A square and level array begins with a good layout on the roof. Taking the time to do this in the beginning will make the entire process go more smoothly.
Sketch the basic layout on the roof with either a nonpermanent marker (for metal roofs) or chalk (for rough surfaces), starting with the array outline from your design. In addition to the array outline, mark where the rails will be located. To avoid confusing your lines, use one color for the array outline and another for rail lines. With the system lined out, then install your roof attachments, which may be L-brackets or standoff posts—just be certain to use flashing to meet building codes and prevent leaks.
First, determine that the array lies in a single plane. This process is easiest when you work with at least one other person—and with a rack system that has quick and easy leveling features. Otherwise, this step can be a huge time sink.
Install your rails onto the previously installed roof attachments. Leave the rail hardware loose to allow the rails to rest low on their mounts.
The rails are fairly rigid and tend to lay straight, but from rail to rail there is no connectivity. To line up the installed rails, place an extra rail or other straight-edge perpendicular to the installed rails. Another option is to use a string line or laser level—although the laser level may be difficult to see in the sunlight.
Tighten the bolts on the top and bottom rails; then use the straight-edge to level the rails in between. If the middle of the roof sags, the rails in between will be adjusted higher. If the middle of the roof is raised, then the top and bottom rows will need to be raised.
Watch for “potato chipping,” which is caused by the top rail not sitting in the same plane as the bottom rail. This is easily observed, so get your eye down to the plane of the rail tops to look for any variations. Check that the top and bottom rails are in the same plane before working on the rails in between. Site from both ends of the array. It is often helpful to also inspect the rails from ground level, where they’ll be seen the most.
It is tempting to use a bubble level to check that the rails are plumb. But roofs aren’t necessarily level. If you want the array to look good, it’s more important that it match the roof lines.
Next, square the rails as preparation for installing and squaring the modules. To verify that a rectangle is square, measure diagonally—from the top corner of each side to the opposite bottom corner.

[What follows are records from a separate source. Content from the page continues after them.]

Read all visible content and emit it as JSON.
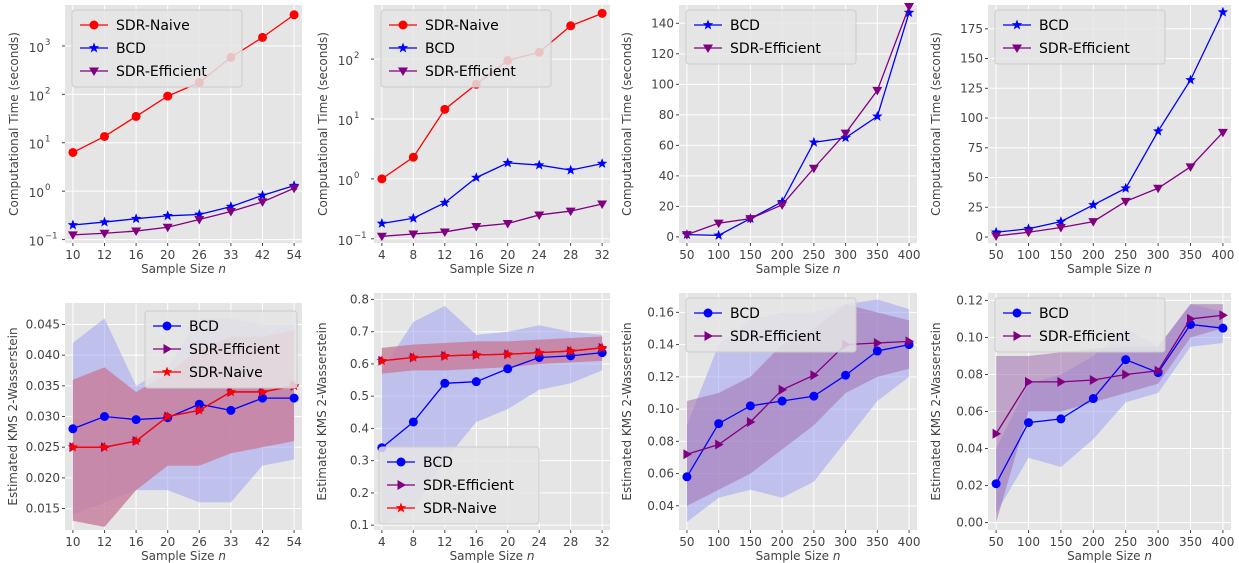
{
  "colors": {
    "background": "#E5E5E5",
    "grid": "#FFFFFF",
    "sdr_naive": "#FF0000",
    "bcd": "#0000FF",
    "sdr_efficient": "#800080",
    "bcd_band": "#A3A3F3",
    "sdr_efficient_band": "#A070B0",
    "sdr_naive_band": "#D87F8F"
  },
  "chart_data": [
    {
      "type": "line",
      "yscale": "log",
      "xlabel": "Sample Size n",
      "ylabel": "Computational Time (seconds)",
      "x": [
        10,
        12,
        16,
        20,
        26,
        33,
        42,
        54
      ],
      "xticks": [
        "10",
        "12",
        "16",
        "20",
        "26",
        "33",
        "42",
        "54"
      ],
      "ylim": [
        0.085,
        7000
      ],
      "yticks": [
        0.1,
        1,
        10,
        100,
        1000
      ],
      "ytick_labels": [
        "10",
        "10",
        "10",
        "10",
        "10"
      ],
      "ytick_exponents": [
        "−1",
        "0",
        "1",
        "2",
        "3"
      ],
      "grid": true,
      "legend": "upper-left",
      "series": [
        {
          "name": "SDR-Naive",
          "color": "#FF0000",
          "marker": "circle",
          "values": [
            6.3,
            13.5,
            35,
            92,
            175,
            580,
            1500,
            4400
          ]
        },
        {
          "name": "BCD",
          "color": "#0000FF",
          "marker": "star",
          "values": [
            0.2,
            0.23,
            0.27,
            0.31,
            0.33,
            0.48,
            0.82,
            1.3
          ]
        },
        {
          "name": "SDR-Efficient",
          "color": "#800080",
          "marker": "triangle-down",
          "values": [
            0.125,
            0.135,
            0.15,
            0.18,
            0.26,
            0.38,
            0.6,
            1.15
          ]
        }
      ]
    },
    {
      "type": "line",
      "yscale": "log",
      "xlabel": "Sample Size n",
      "ylabel": "Computational Time (seconds)",
      "x": [
        4,
        8,
        12,
        16,
        20,
        24,
        28,
        32
      ],
      "xticks": [
        "4",
        "8",
        "12",
        "16",
        "20",
        "24",
        "28",
        "32"
      ],
      "ylim": [
        0.085,
        800
      ],
      "yticks": [
        0.1,
        1,
        10,
        100
      ],
      "ytick_labels": [
        "10",
        "10",
        "10",
        "10"
      ],
      "ytick_exponents": [
        "−1",
        "0",
        "1",
        "2"
      ],
      "grid": true,
      "legend": "upper-left",
      "series": [
        {
          "name": "SDR-Naive",
          "color": "#FF0000",
          "marker": "circle",
          "values": [
            1.0,
            2.3,
            14.5,
            38,
            95,
            130,
            360,
            580
          ]
        },
        {
          "name": "BCD",
          "color": "#0000FF",
          "marker": "star",
          "values": [
            0.18,
            0.22,
            0.4,
            1.05,
            1.85,
            1.7,
            1.4,
            1.8
          ]
        },
        {
          "name": "SDR-Efficient",
          "color": "#800080",
          "marker": "triangle-down",
          "values": [
            0.11,
            0.12,
            0.13,
            0.16,
            0.18,
            0.25,
            0.29,
            0.38
          ]
        }
      ]
    },
    {
      "type": "line",
      "xlabel": "Sample Size n",
      "ylabel": "Computational Time (seconds)",
      "x": [
        50,
        100,
        150,
        200,
        250,
        300,
        350,
        400
      ],
      "xticks": [
        "50",
        "100",
        "150",
        "200",
        "250",
        "300",
        "350",
        "400"
      ],
      "ylim": [
        -4,
        152
      ],
      "yticks": [
        0,
        20,
        40,
        60,
        80,
        100,
        120,
        140
      ],
      "ytick_labels": [
        "0",
        "20",
        "40",
        "60",
        "80",
        "100",
        "120",
        "140"
      ],
      "grid": true,
      "legend": "upper-left",
      "series": [
        {
          "name": "BCD",
          "color": "#0000FF",
          "marker": "star",
          "values": [
            1.5,
            1,
            12,
            23,
            62,
            65,
            79,
            147
          ]
        },
        {
          "name": "SDR-Efficient",
          "color": "#800080",
          "marker": "triangle-down",
          "values": [
            1.5,
            9,
            12,
            21,
            45,
            68,
            96,
            151
          ]
        }
      ]
    },
    {
      "type": "line",
      "xlabel": "Sample Size n",
      "ylabel": "Computational Time (seconds)",
      "x": [
        50,
        100,
        150,
        200,
        250,
        300,
        350,
        400
      ],
      "xticks": [
        "50",
        "100",
        "150",
        "200",
        "250",
        "300",
        "350",
        "400"
      ],
      "ylim": [
        -5,
        195
      ],
      "yticks": [
        0,
        25,
        50,
        75,
        100,
        125,
        150,
        175
      ],
      "ytick_labels": [
        "0",
        "25",
        "50",
        "75",
        "100",
        "125",
        "150",
        "175"
      ],
      "grid": true,
      "legend": "upper-left",
      "series": [
        {
          "name": "BCD",
          "color": "#0000FF",
          "marker": "star",
          "values": [
            4,
            7,
            13,
            27,
            41,
            89,
            132,
            189
          ]
        },
        {
          "name": "SDR-Efficient",
          "color": "#800080",
          "marker": "triangle-down",
          "values": [
            1,
            4,
            8,
            13,
            30,
            41,
            59,
            88
          ]
        }
      ]
    },
    {
      "type": "line",
      "xlabel": "Sample Size n",
      "ylabel": "Estimated KMS 2-Wasserstein",
      "x": [
        10,
        12,
        16,
        20,
        26,
        33,
        42,
        54
      ],
      "xticks": [
        "10",
        "12",
        "16",
        "20",
        "26",
        "33",
        "42",
        "54"
      ],
      "ylim": [
        0.0115,
        0.0485
      ],
      "yticks": [
        0.015,
        0.02,
        0.025,
        0.03,
        0.035,
        0.04,
        0.045
      ],
      "ytick_labels": [
        "0.015",
        "0.020",
        "0.025",
        "0.030",
        "0.035",
        "0.040",
        "0.045"
      ],
      "grid": true,
      "legend": "upper-right",
      "series": [
        {
          "name": "BCD",
          "color": "#0000FF",
          "marker": "circle",
          "values": [
            0.028,
            0.03,
            0.0295,
            0.0298,
            0.032,
            0.031,
            0.033,
            0.033
          ],
          "band_lower": [
            0.014,
            0.016,
            0.018,
            0.018,
            0.016,
            0.016,
            0.022,
            0.023
          ],
          "band_upper": [
            0.042,
            0.046,
            0.035,
            0.038,
            0.046,
            0.046,
            0.045,
            0.045
          ]
        },
        {
          "name": "SDR-Efficient",
          "color": "#800080",
          "marker": "triangle-right",
          "values": [
            0.025,
            0.025,
            0.026,
            0.03,
            0.031,
            0.034,
            0.034,
            0.035
          ],
          "band_lower": [
            0.013,
            0.012,
            0.018,
            0.022,
            0.022,
            0.024,
            0.025,
            0.026
          ],
          "band_upper": [
            0.036,
            0.038,
            0.034,
            0.037,
            0.041,
            0.043,
            0.043,
            0.044
          ]
        },
        {
          "name": "SDR-Naive",
          "color": "#FF0000",
          "marker": "star",
          "values": [
            0.025,
            0.025,
            0.026,
            0.03,
            0.031,
            0.034,
            0.034,
            0.035
          ],
          "band_lower": [
            0.013,
            0.012,
            0.018,
            0.022,
            0.022,
            0.024,
            0.025,
            0.026
          ],
          "band_upper": [
            0.036,
            0.038,
            0.034,
            0.037,
            0.041,
            0.043,
            0.043,
            0.044
          ]
        }
      ]
    },
    {
      "type": "line",
      "xlabel": "Sample Size n",
      "ylabel": "Estimated KMS 2-Wasserstein",
      "x": [
        4,
        8,
        12,
        16,
        20,
        24,
        28,
        32
      ],
      "xticks": [
        "4",
        "8",
        "12",
        "16",
        "20",
        "24",
        "28",
        "32"
      ],
      "ylim": [
        0.085,
        0.82
      ],
      "yticks": [
        0.1,
        0.2,
        0.3,
        0.4,
        0.5,
        0.6,
        0.7,
        0.8
      ],
      "ytick_labels": [
        "0.1",
        "0.2",
        "0.3",
        "0.4",
        "0.5",
        "0.6",
        "0.7",
        "0.8"
      ],
      "grid": true,
      "legend": "lower-left",
      "series": [
        {
          "name": "BCD",
          "color": "#0000FF",
          "marker": "circle",
          "values": [
            0.34,
            0.42,
            0.54,
            0.545,
            0.585,
            0.62,
            0.625,
            0.635
          ],
          "band_lower": [
            0.1,
            0.15,
            0.3,
            0.42,
            0.46,
            0.52,
            0.54,
            0.58
          ],
          "band_upper": [
            0.58,
            0.73,
            0.78,
            0.69,
            0.7,
            0.72,
            0.7,
            0.69
          ]
        },
        {
          "name": "SDR-Efficient",
          "color": "#800080",
          "marker": "triangle-right",
          "values": [
            0.61,
            0.62,
            0.625,
            0.628,
            0.63,
            0.635,
            0.64,
            0.65
          ],
          "band_lower": [
            0.57,
            0.58,
            0.58,
            0.585,
            0.59,
            0.6,
            0.605,
            0.61
          ],
          "band_upper": [
            0.65,
            0.66,
            0.665,
            0.67,
            0.67,
            0.675,
            0.68,
            0.685
          ]
        },
        {
          "name": "SDR-Naive",
          "color": "#FF0000",
          "marker": "star",
          "values": [
            0.61,
            0.62,
            0.625,
            0.628,
            0.63,
            0.635,
            0.64,
            0.65
          ],
          "band_lower": [
            0.57,
            0.58,
            0.58,
            0.585,
            0.59,
            0.6,
            0.605,
            0.61
          ],
          "band_upper": [
            0.65,
            0.66,
            0.665,
            0.67,
            0.67,
            0.675,
            0.68,
            0.685
          ]
        }
      ]
    },
    {
      "type": "line",
      "xlabel": "Sample Size n",
      "ylabel": "Estimated KMS 2-Wasserstein",
      "x": [
        50,
        100,
        150,
        200,
        250,
        300,
        350,
        400
      ],
      "xticks": [
        "50",
        "100",
        "150",
        "200",
        "250",
        "300",
        "350",
        "400"
      ],
      "ylim": [
        0.025,
        0.172
      ],
      "yticks": [
        0.04,
        0.06,
        0.08,
        0.1,
        0.12,
        0.14,
        0.16
      ],
      "ytick_labels": [
        "0.04",
        "0.06",
        "0.08",
        "0.10",
        "0.12",
        "0.14",
        "0.16"
      ],
      "grid": true,
      "legend": "upper-left",
      "series": [
        {
          "name": "BCD",
          "color": "#0000FF",
          "marker": "circle",
          "values": [
            0.058,
            0.091,
            0.102,
            0.105,
            0.108,
            0.121,
            0.136,
            0.14
          ],
          "band_lower": [
            0.03,
            0.045,
            0.05,
            0.045,
            0.055,
            0.08,
            0.105,
            0.12
          ],
          "band_upper": [
            0.09,
            0.14,
            0.155,
            0.16,
            0.16,
            0.165,
            0.168,
            0.162
          ]
        },
        {
          "name": "SDR-Efficient",
          "color": "#800080",
          "marker": "triangle-right",
          "values": [
            0.072,
            0.078,
            0.092,
            0.112,
            0.121,
            0.14,
            0.141,
            0.142
          ],
          "band_lower": [
            0.04,
            0.05,
            0.06,
            0.075,
            0.09,
            0.11,
            0.12,
            0.125
          ],
          "band_upper": [
            0.105,
            0.11,
            0.12,
            0.14,
            0.15,
            0.165,
            0.16,
            0.155
          ]
        }
      ]
    },
    {
      "type": "line",
      "xlabel": "Sample Size n",
      "ylabel": "Estimated KMS 2-Wasserstein",
      "x": [
        50,
        100,
        150,
        200,
        250,
        300,
        350,
        400
      ],
      "xticks": [
        "50",
        "100",
        "150",
        "200",
        "250",
        "300",
        "350",
        "400"
      ],
      "ylim": [
        -0.004,
        0.124
      ],
      "yticks": [
        0,
        0.02,
        0.04,
        0.06,
        0.08,
        0.1,
        0.12
      ],
      "ytick_labels": [
        "0.00",
        "0.02",
        "0.04",
        "0.06",
        "0.08",
        "0.10",
        "0.12"
      ],
      "grid": true,
      "legend": "upper-left",
      "series": [
        {
          "name": "BCD",
          "color": "#0000FF",
          "marker": "circle",
          "values": [
            0.021,
            0.054,
            0.056,
            0.067,
            0.088,
            0.081,
            0.107,
            0.105
          ],
          "band_lower": [
            0.005,
            0.035,
            0.03,
            0.045,
            0.065,
            0.07,
            0.095,
            0.097
          ],
          "band_upper": [
            0.04,
            0.075,
            0.08,
            0.09,
            0.105,
            0.095,
            0.118,
            0.114
          ]
        },
        {
          "name": "SDR-Efficient",
          "color": "#800080",
          "marker": "triangle-right",
          "values": [
            0.048,
            0.076,
            0.076,
            0.077,
            0.08,
            0.082,
            0.11,
            0.112
          ],
          "band_lower": [
            0.0,
            0.06,
            0.06,
            0.065,
            0.07,
            0.075,
            0.1,
            0.105
          ],
          "band_upper": [
            0.09,
            0.09,
            0.092,
            0.094,
            0.095,
            0.095,
            0.118,
            0.118
          ]
        }
      ]
    }
  ]
}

The two lengths of the “X” should be equal. (Note: On most installations, the rails do not need to be perfectly square. It is more important that they look square when comparing them to the roof and building.)
When you are done squaring and leveling the rails, tighten every fastener to its torque specification before access is limited by the modules.
Roofs are rarely square, so as you install the modules, make them square to the lines of the structure that will be most visible from the ground. As a result, modules may not be perfectly lined up to the rails, which is usually fine. It’s difficult to spot minor discrepancies in rail alignment relative to module alignment, but if the modules are not aligned to the prominent edges of the structure, it will be very visible.
A common practice is to start with the bottom row of modules, since the bottom roof edge is often the most critical visually. A string line can help with lining up the bottom row and will help you catch “module creep” early. Make sure any string lines used are taut, so they won’t blow in the wind or sag.
Generally, PV modules have very square edges, which make line-of-sight an excellent way to confirm alignment as the installation progresses. However, don’t assume that all PV modules are perfectly square—the module frame itself can get slightly out of square during shipping and handling.
Once the first row of modules is in place, the other rows usually install quickly as they are spaced uniformly adjacent to the first row. Occasionally, one side of the array may be more visible from the ground or even from a second-story window—so you may want to do visual inspections from various vantage points as you attach the PV modules to the rails. Continue using your tape measure, string line, and a discerning pair of eyes to make certain the array looks good from every angle.
Finally, verify that all of the module clip bolts are tightened to their recommended specifications.